Supply Chain as a Strategic Tool
Data modeling is becoming an essential tool in assessing whether to refresh, reconfigure, or exit certain locations. In some cases, space optimization might mean increasing concessions or adjusting the balance between owned and third-party brands to maximize asset utilization.
For non-prime locations, survival hinges on getting omnichannel right. “The best retailers think of stores as part of a smooth experience and don’t worry about where consumers ultimately buy,” Reid says. “It’s about having the right brand and experience, then converting however the customer shops.”
This changes the role of inventory, with continuity lines being centrally optimized using demand data across online and store channels. Seasonal or fashion-led lines require sharper predictive capabilities to avoid markdown risk and margin leakage.
“If your supply chain is set up with good order management and effective store delivery, you can keep stock at a minimum level in store and minimize that risk,” Reid explains.
Lead times, minimum order quantities, and overall stock ownership are under scrutiny. The objective is clear: reduce capital tied up in inventory without compromising availability.
Retailers are experimenting with complementary leisure and hospitality to drive footfall, from beauty pop-ups to food partnerships. Reid believes operational costs can be appraised case by case; the harder challenge is proving the upside.
“Experimentation is important, but you have to create proof points,” he says. The key is controlled trials, with retailers tracking average basket value, participation in online sales around trial stores, and wider halo effects. Some data will be automated; some will require manual feedback gathering. The aim is to “fail fast or succeed fast” and build a strong evidence base.
One example he cites from outside traditional department stores is the garden centre sector, where operators are introducing lifestyle elements such as paddle courts to attract new audiences. Large sites give them license to experiment and measure what works.
Reid also highlights the potential of AI in supply chain execution, noting that while public debate often focuses on chatbots and automated store interactions, the real value lies in improving supply chain operations with real-time data.
“Supply chain is a huge candidate for being AI-powered, and in fact it already is to an extent,” he says. “We’ve been using algorithms to decide stock allocation for decades. But the quality is so much higher when it’s AI-powered and fed real-time data.”

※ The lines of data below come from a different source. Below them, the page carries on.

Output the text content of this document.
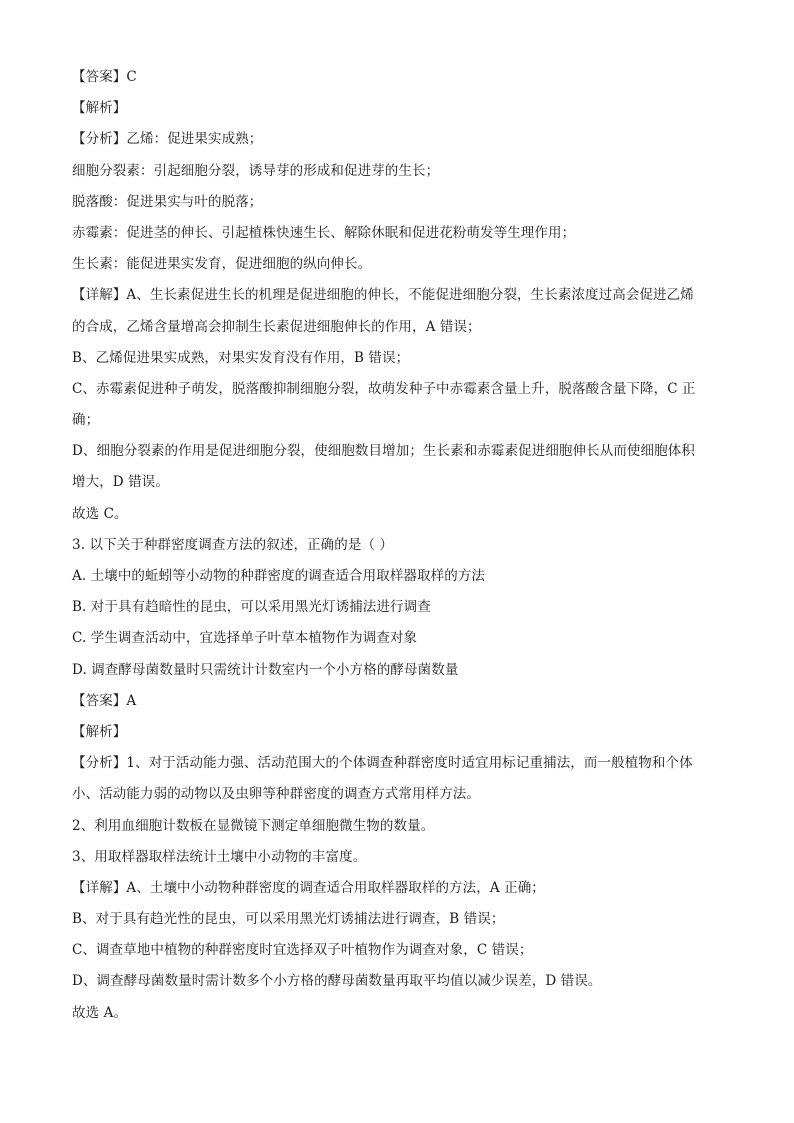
【答案】C
【解析】
【分析】乙烯：促进果实成熟；
细胞分裂素：引起细胞分裂，诱导芽的形成和促进芽的生长；
脱落酸：促进果实与叶的脱落；
赤霉素：促进茎的伸长、引起植株快速生长、解除休眠和促进花粉萌发等生理作用；
生长素：能促进果实发育，促进细胞的纵向伸长。
【详解】A、生长素促进生长的机理是促进细胞的伸长，不能促进细胞分裂，生长素浓度过高会促进乙烯
的合成，乙烯含量增高会抑制生长素促进细胞伸长的作用，A 错误；
B、乙烯促进果实成熟，对果实发育没有作用，B 错误；
C、赤霉素促进种子萌发，脱落酸抑制细胞分裂，故萌发种子中赤霉素含量上升，脱落酸含量下降，C 正
确；
D、细胞分裂素的作用是促进细胞分裂，使细胞数目增加；生长素和赤霉素促进细胞伸长从而使细胞体积
增大，D 错误。
故选 C。
3. 以下关于种群密度调查方法的叙述，正确的是（ ）
A. 土壤中的蚯蚓等小动物的种群密度的调查适合用取样器取样的方法
B. 对于具有趋暗性的昆虫，可以采用黑光灯诱捕法进行调查
C. 学生调查活动中，宜选择单子叶草本植物作为调查对象
D. 调查酵母菌数量时只需统计计数室内一个小方格的酵母菌数量
【答案】A
【解析】
【分析】1、对于活动能力强、活动范围大的个体调查种群密度时适宜用标记重捕法，而一般植物和个体
小、活动能力弱的动物以及虫卵等种群密度的调查方式常用样方法。
2、利用血细胞计数板在显微镜下测定单细胞微生物的数量。
3、用取样器取样法统计土壤中小动物的丰富度。
【详解】A、土壤中小动物种群密度的调查适合用取样器取样的方法，A 正确；
B、对于具有趋光性的昆虫，可以采用黑光灯诱捕法进行调查，B 错误；
C、调查草地中植物的种群密度时宜选择双子叶植物作为调查对象，C 错误；
D、调查酵母菌数量时需计数多个小方格的酵母菌数量再取平均值以减少误差，D 错误。
故选 A。
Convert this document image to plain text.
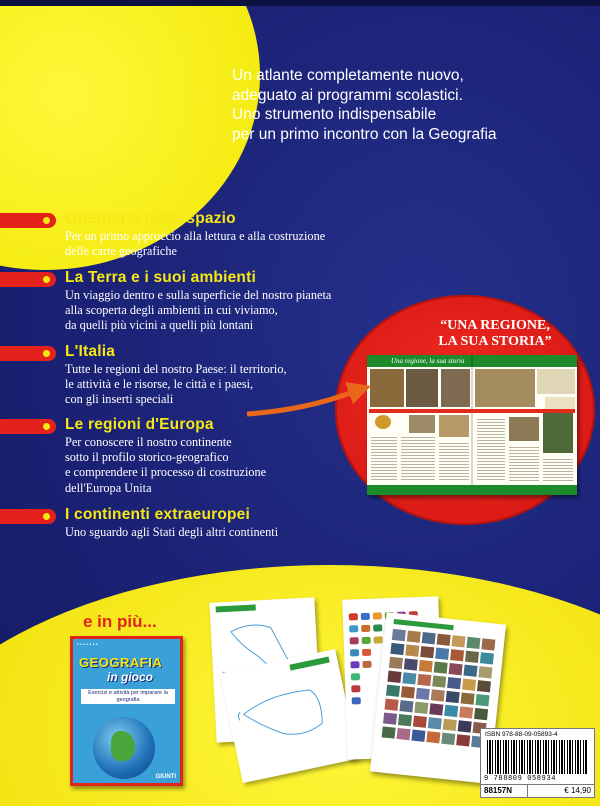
Un atlante completamente nuovo,
adeguato ai programmi scolastici.
Uno strumento indispensabile
per un primo incontro con la Geografia
Orientarsi nello spazio
Per un primo approccio alla lettura e alla costruzione
delle carte geografiche
La Terra e i suoi ambienti
Un viaggio dentro e sulla superficie del nostro pianeta
alla scoperta degli ambienti in cui viviamo,
da quelli più vicini a quelli più lontani
L'Italia
Tutte le regioni del nostro Paese: il territorio,
le attività e le risorse, le città e i paesi,
con gli inserti speciali
Le regioni d'Europa
Per conoscere il nostro continente
sotto il profilo storico-geografico
e comprendere il processo di costruzione
dell'Europa Unita
I continenti extraeuropei
Uno sguardo agli Stati degli altri continenti
“UNA REGIONE,
LA SUA STORIA”
Una regione, la sua storia
e in più...
• • • • • • •
GEOGRAFIA
in gioco
Esercizi e attività per imparare la geografia
GIUNTI
ISBN 978-88-09-05893-4
9 788809 058934
88157N	€ 14,90
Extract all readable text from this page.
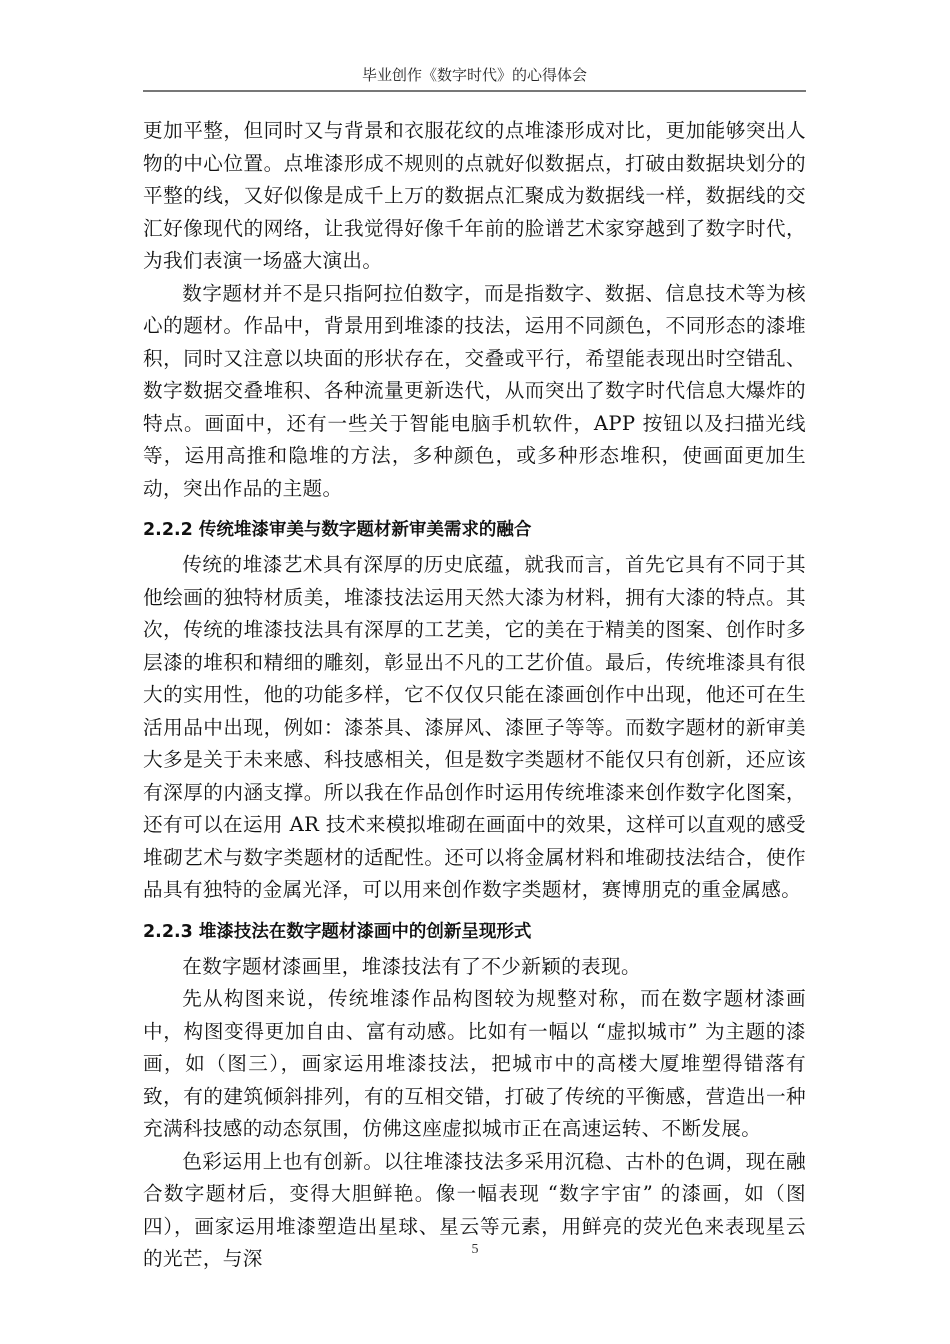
毕业创作《数字时代》的心得体会

更加平整，但同时又与背景和衣服花纹的点堆漆形成对比，更加能够突出人物的中心位置。点堆漆形成不规则的点就好似数据点，打破由数据块划分的平整的线，又好似像是成千上万的数据点汇聚成为数据线一样，数据线的交汇好像现代的网络，让我觉得好像千年前的脸谱艺术家穿越到了数字时代，为我们表演一场盛大演出。

数字题材并不是只指阿拉伯数字，而是指数字、数据、信息技术等为核心的题材。作品中，背景用到堆漆的技法，运用不同颜色，不同形态的漆堆积，同时又注意以块面的形状存在，交叠或平行，希望能表现出时空错乱、数字数据交叠堆积、各种流量更新迭代，从而突出了数字时代信息大爆炸的特点。画面中，还有一些关于智能电脑手机软件，APP 按钮以及扫描光线等，运用高推和隐堆的方法，多种颜色，或多种形态堆积，使画面更加生动，突出作品的主题。

2.2.2 传统堆漆审美与数字题材新审美需求的融合

传统的堆漆艺术具有深厚的历史底蕴，就我而言，首先它具有不同于其他绘画的独特材质美，堆漆技法运用天然大漆为材料，拥有大漆的特点。其次，传统的堆漆技法具有深厚的工艺美，它的美在于精美的图案、创作时多层漆的堆积和精细的雕刻，彰显出不凡的工艺价值。最后，传统堆漆具有很大的实用性，他的功能多样，它不仅仅只能在漆画创作中出现，他还可在生活用品中出现，例如：漆茶具、漆屏风、漆匣子等等。而数字题材的新审美大多是关于未来感、科技感相关，但是数字类题材不能仅只有创新，还应该有深厚的内涵支撑。所以我在作品创作时运用传统堆漆来创作数字化图案，还有可以在运用 AR 技术来模拟堆砌在画面中的效果，这样可以直观的感受堆砌艺术与数字类题材的适配性。还可以将金属材料和堆砌技法结合，使作品具有独特的金属光泽，可以用来创作数字类题材，赛博朋克的重金属感。

2.2.3 堆漆技法在数字题材漆画中的创新呈现形式

在数字题材漆画里，堆漆技法有了不少新颖的表现。

先从构图来说，传统堆漆作品构图较为规整对称，而在数字题材漆画中，构图变得更加自由、富有动感。比如有一幅以 “虚拟城市” 为主题的漆画，如（图三），画家运用堆漆技法，把城市中的高楼大厦堆塑得错落有致，有的建筑倾斜排列，有的互相交错，打破了传统的平衡感，营造出一种充满科技感的动态氛围，仿佛这座虚拟城市正在高速运转、不断发展。

色彩运用上也有创新。以往堆漆技法多采用沉稳、古朴的色调，现在融合数字题材后，变得大胆鲜艳。像一幅表现 “数字宇宙” 的漆画，如（图四），画家运用堆漆塑造出星球、星云等元素，用鲜亮的荧光色来表现星云的光芒，与深	5
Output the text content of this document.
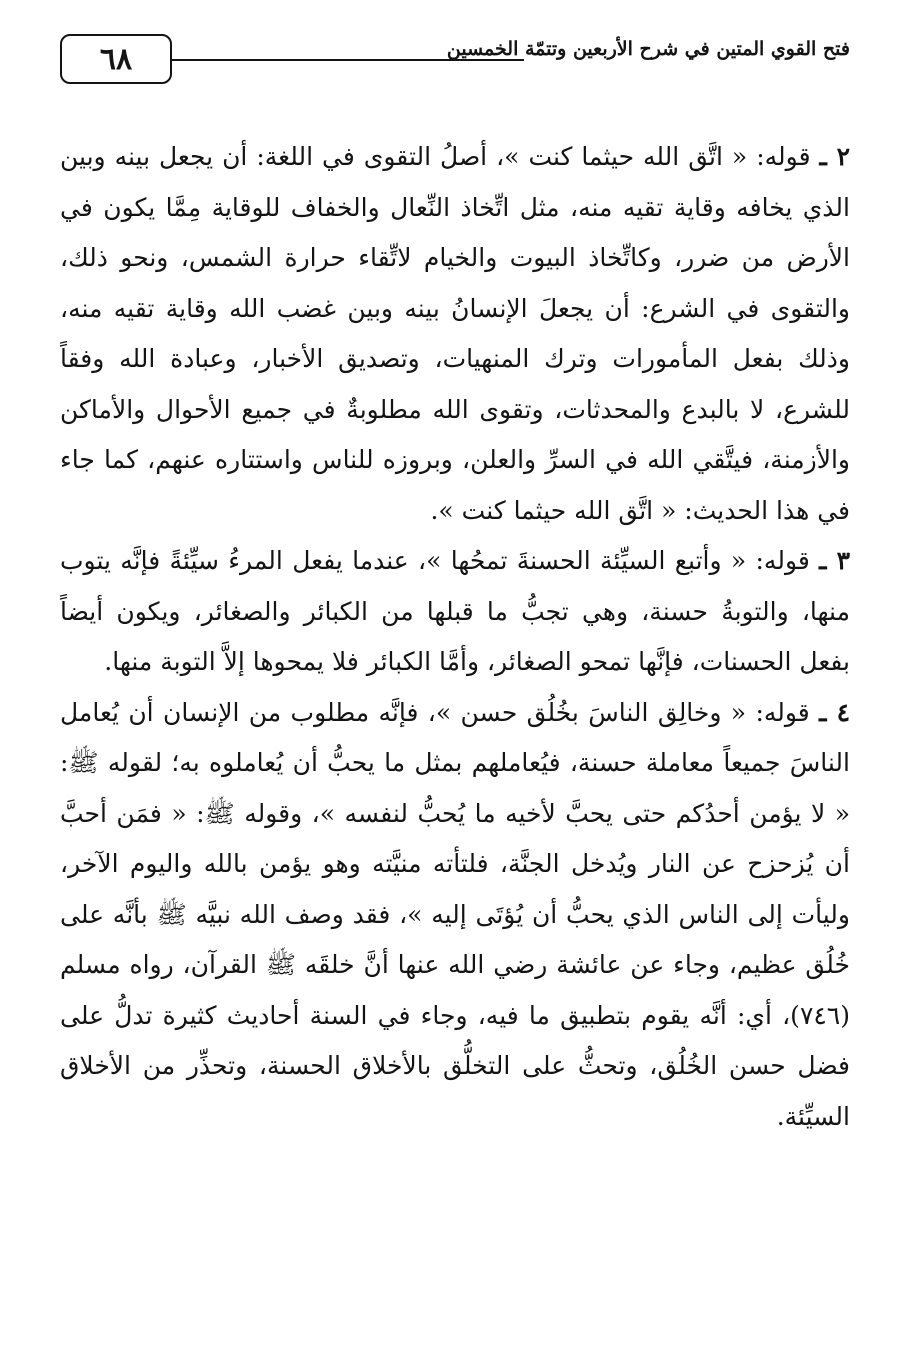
٦٨	فتح القوي المتين في شرح الأربعين وتتمّة الخمسين

٢ ـ قوله: « اتَّق الله حيثما كنت »، أصلُ التقوى في اللغة: أن يجعل بينه وبين الذي يخافه وقاية تقيه منه، مثل اتِّخاذ النِّعال والخفاف للوقاية مِمَّا يكون في الأرض من ضرر، وكاتِّخاذ البيوت والخيام لاتِّقاء حرارة الشمس، ونحو ذلك، والتقوى في الشرع: أن يجعلَ الإنسانُ بينه وبين غضب الله وقاية تقيه منه، وذلك بفعل المأمورات وترك المنهيات، وتصديق الأخبار، وعبادة الله وفقاً للشرع، لا بالبدع والمحدثات، وتقوى الله مطلوبةٌ في جميع الأحوال والأماكن والأزمنة، فيتَّقي الله في السرِّ والعلن، وبروزه للناس واستتاره عنهم، كما جاء في هذا الحديث: « اتَّق الله حيثما كنت ».

٣ ـ قوله: « وأتبع السيِّئة الحسنةَ تمحُها »، عندما يفعل المرءُ سيِّئةً فإنَّه يتوب منها، والتوبةُ حسنة، وهي تجبُّ ما قبلها من الكبائر والصغائر، ويكون أيضاً بفعل الحسنات، فإنَّها تمحو الصغائر، وأمَّا الكبائر فلا يمحوها إلاَّ التوبة منها.

٤ ـ قوله: « وخالِق الناسَ بخُلُق حسن »، فإنَّه مطلوب من الإنسان أن يُعامل الناسَ جميعاً معاملة حسنة، فيُعاملهم بمثل ما يحبُّ أن يُعاملوه به؛ لقوله ﷺ: « لا يؤمن أحدُكم حتى يحبَّ لأخيه ما يُحبُّ لنفسه »، وقوله ﷺ: « فمَن أحبَّ أن يُزحزح عن النار ويُدخل الجنَّة، فلتأته منيَّته وهو يؤمن بالله واليوم الآخر، وليأت إلى الناس الذي يحبُّ أن يُؤتَى إليه »، فقد وصف الله نبيَّه ﷺ بأنَّه على خُلُق عظيم، وجاء عن عائشة رضي الله عنها أنَّ خلقَه ﷺ القرآن، رواه مسلم (٧٤٦)، أي: أنَّه يقوم بتطبيق ما فيه، وجاء في السنة أحاديث كثيرة تدلُّ على فضل حسن الخُلُق، وتحثُّ على التخلُّق بالأخلاق الحسنة، وتحذِّر من الأخلاق السيِّئة.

The upside is significant: fewer stock-outs, higher availability, and better margin protection. The challenge is migrating from legacy systems without rebuilding from scratch. Yet, Reid is clear that AI should augment, not replace, human judgment.
He describes a fashion brand using AI to generate proof-of-concept images for new designs, eliminating months of physical sampling and shipping before sign-off. “That takes time out of the supply chain without disrupting the human side,” he says. “It’s about speed and efficiency, not removing creative input.”
Consumers remain wary of “pure AI design,” with human curation and interaction still mattering, particularly in physical retail.
Reid concludes that the next phase of retail evolution is not more painful but full of opportunity, provided retailers use improved forecasting, availability, and working capital management to generate cash and reinvest in growth.
“The harder unlock is to point these techniques at growth and grow your way out of an issue,” he says. “It’s about speed and efficiency, not removing creative input.”